4 bone in chicken breasts
1/2 cup orange juice
1/2 dry white wine
1/4 cup olive or vegetable oil
2 tablespoons minced fresh thyme plus 8 sprigs of fresh thyme
2 tablespoons minced orange zest, (usually enough from one medium orange)
Combine orange juice, wine, oil and minced thyme in a shallow, non reactive dish. Place chicken breasts in dish and turn to coat. Marinate in refrigerator 2 hours to overnight, turning occasionally. When ready to grill, remove chicken from marinade. Discard marinade. Place thyme sprigs and orange peel under chicken skin. Prepare a hot grill to cook by indirect heat method. Place chicken breasts on grill skin side up. Grill, covered, 20 minutes. Turn chicken skin side down for 15 minutes. Turn chicken again grill skin side up until juices run clear and internal temperature is 165 degress F., about 15 additional minutes. Serves 4.
Colorful Rice Salad
- 1/2 cup frozen peas thawed
- 1/2 cup diced red bell pepper
- 1/4 cup finely diced red onion
- 1/4 cup thinly sliced celery
- 1/4 cup grated carrot
- 1/4 cup salad olives drained
- 1/4 cup sliced pitted black olives
- 2 cups cold cooked rice
- 1/4 cup mayonnaise
- 1/4 bottled or home prepared Italian dressing
- 2 tablespoons mince fresh parsley or 2 teaspoons dried parsley
- Toss vegetables with cold rice in mixing bowl.
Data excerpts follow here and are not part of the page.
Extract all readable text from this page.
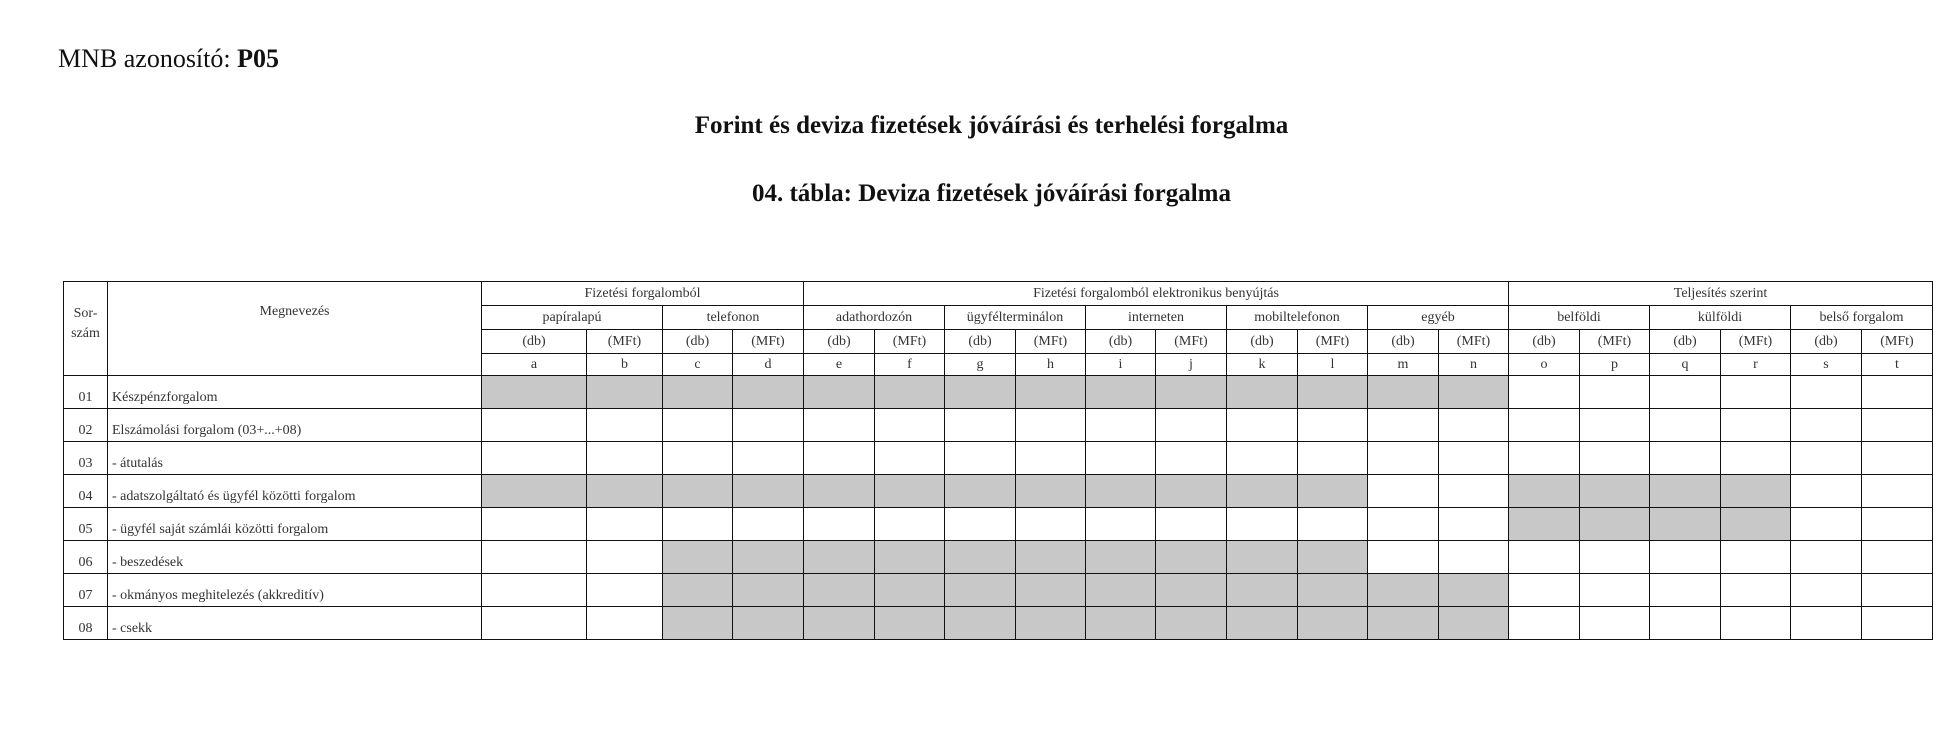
MNB azonosító: P05
Forint és deviza fizetések jóváírási és terhelési forgalma
04. tábla: Deviza fizetések jóváírási forgalma
Sor-
szám	Megnevezés	Fizetési forgalomból				Fizetési forgalomból elektronikus benyújtás										Teljesítés szerint					
		papíralapú		telefonon		adathordozón		ügyfélterminálon		interneten		mobiltelefonon		egyéb		belföldi		külföldi		belső forgalom	
		(db)	(MFt)	(db)	(MFt)	(db)	(MFt)	(db)	(MFt)	(db)	(MFt)	(db)	(MFt)	(db)	(MFt)	(db)	(MFt)	(db)	(MFt)	(db)	(MFt)
		a	b	c	d	e	f	g	h	i	j	k	l	m	n	o	p	q	r	s	t
01	Készpénzforgalom																				
02	Elszámolási forgalom (03+...+08)																				
03	- átutalás																				
04	- adatszolgáltató és ügyfél közötti forgalom																				
05	- ügyfél saját számlái közötti forgalom																				
06	- beszedések																				
07	- okmányos meghitelezés (akkreditív)																				
08	- csekk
In a small bowl, whisk Italian dressing into mayonnaise. Stir in parsley. Toss dressing mixture gently with vegetables and rice. Cover and chill in refrigerator at least 4 hours before serving. Yield: serves 4
Notes:
This dish is especially good with cold cooked brown rice. I've only recently discovered that ingredient works well. Green bell pepper can be substituted for the red but the red adds to the colorful appearance of this salad. I frequently use reduced fat mayonnaise or whipped salad dressing. I just make sure I prepare the dish the morning of the day I'm going to serve it. I find the reduced fat product gets a little watery after 24 to 48 hours. To make this salad with even more eye appeal, line serving bowl with dark green kale leaves to set off the white of the rice.